We know some of the individual actions that help create a receptive workplace, but how do we go about changing the culture? It seems like a much more daunting problem. The old joke about “How do you eat an elephant” comes to mind. Well the answer, obviously is, “one bite at a time.” In part, to change the culture you need to start taking metaphorical bites out of your own business practices. Meet with your staff regularly. Make yourself available. Reward people who share problems and solutions. That’s a good start. However, to really make a difference you have to examine some of the “anti-openness” practices that are ingrained in your everyday processes, your forms, and even in your own methods of interacting.

In that spirit, here is a list of 25 common business practices or situations. Unfortunately, they’ve been drawn from the real (or surreal) world that is pupil transportation.
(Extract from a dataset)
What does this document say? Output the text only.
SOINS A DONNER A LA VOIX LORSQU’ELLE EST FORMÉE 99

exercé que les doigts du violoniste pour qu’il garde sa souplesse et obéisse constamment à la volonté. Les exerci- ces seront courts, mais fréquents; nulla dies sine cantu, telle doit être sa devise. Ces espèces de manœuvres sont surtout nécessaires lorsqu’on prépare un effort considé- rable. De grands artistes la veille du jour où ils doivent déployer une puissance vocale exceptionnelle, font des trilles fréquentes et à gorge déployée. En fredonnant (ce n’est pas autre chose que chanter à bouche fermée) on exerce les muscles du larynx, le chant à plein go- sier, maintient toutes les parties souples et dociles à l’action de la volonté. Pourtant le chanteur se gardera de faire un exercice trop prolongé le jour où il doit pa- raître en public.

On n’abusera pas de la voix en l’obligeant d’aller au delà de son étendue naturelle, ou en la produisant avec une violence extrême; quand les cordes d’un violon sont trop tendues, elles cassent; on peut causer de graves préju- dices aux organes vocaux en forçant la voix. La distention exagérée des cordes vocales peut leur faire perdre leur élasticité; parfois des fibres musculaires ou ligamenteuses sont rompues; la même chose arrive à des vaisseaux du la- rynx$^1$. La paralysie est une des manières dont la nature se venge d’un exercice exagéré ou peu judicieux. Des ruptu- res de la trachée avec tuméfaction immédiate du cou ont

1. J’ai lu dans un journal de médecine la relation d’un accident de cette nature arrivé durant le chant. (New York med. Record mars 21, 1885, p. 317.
How many apply to your organization?

  1. You have someone assigned to be the troll on the bridge, and the bridge is the path to your office (or that of a supervisor).
  2. Responding to your emails is more pressing than listening to serious problems from your staff.
  3. You go to the bathroom in a different place than most of the people on your staff.
  4. You have never eaten a meal in the driver ready room or the mechanic’s break room.
  5. There is no structured method for a driver who’s not sure of a safety procedure to get help without getting into trouble.
  6. Nobody knows where the key to the suggestion box is.
  7. What’s a suggestion box?
  8. Once you implement a solution you have no standard practice or process that causes you to revisit the situation to see if the solution actually worked.
  9. Some people seem to miss many mandatory meetings.
  10. You’ve been surprised when one person in your meetings actually chipped in on a conversation because you thought (s)he was a mannequin.
  11. You get grievances/H.R. complaints and they are valid.
  12. People are longing for the good old days “when things really sucked.”
  13. Your absenteeism rate is over 15%.
  14. Everyone dreads going to the employee/management committee meeting.
  15. Far too often you hear staff defending rather than explaining.
  16. You can’t remember the last time there was a good idea in your department.
  17. You can remember but the idea was from you (or your spouse).
  18. A common explanation for a problem begins with “I didn’t know.”
  19. There is no standard communications form for drivers to communicate with office staff.
  20. That form doesn’t require a response or doesn’t get a response.
  21. There is no log recording daily problems.
  22. There is no regular review or follow up on those log entries.
  23. Staff do not receive regular performance evaluations.
  24. On the evaluation it is possible to get a maximum grade on “Quality of Work” having never submitted any student referrals or communications forms.
  25. Although your home is not on the range and you know you can’t be that popular, “seldom is heard a discouraging word.”

If you can honestly say that 5 or less of them describe your workplace, CONGRATULATIONS – you work in a great environment. Be thankful because you are one of the few. On the other hand, if some of these items sound way too familiar then it’s time to tear down the wall of “business as usual.”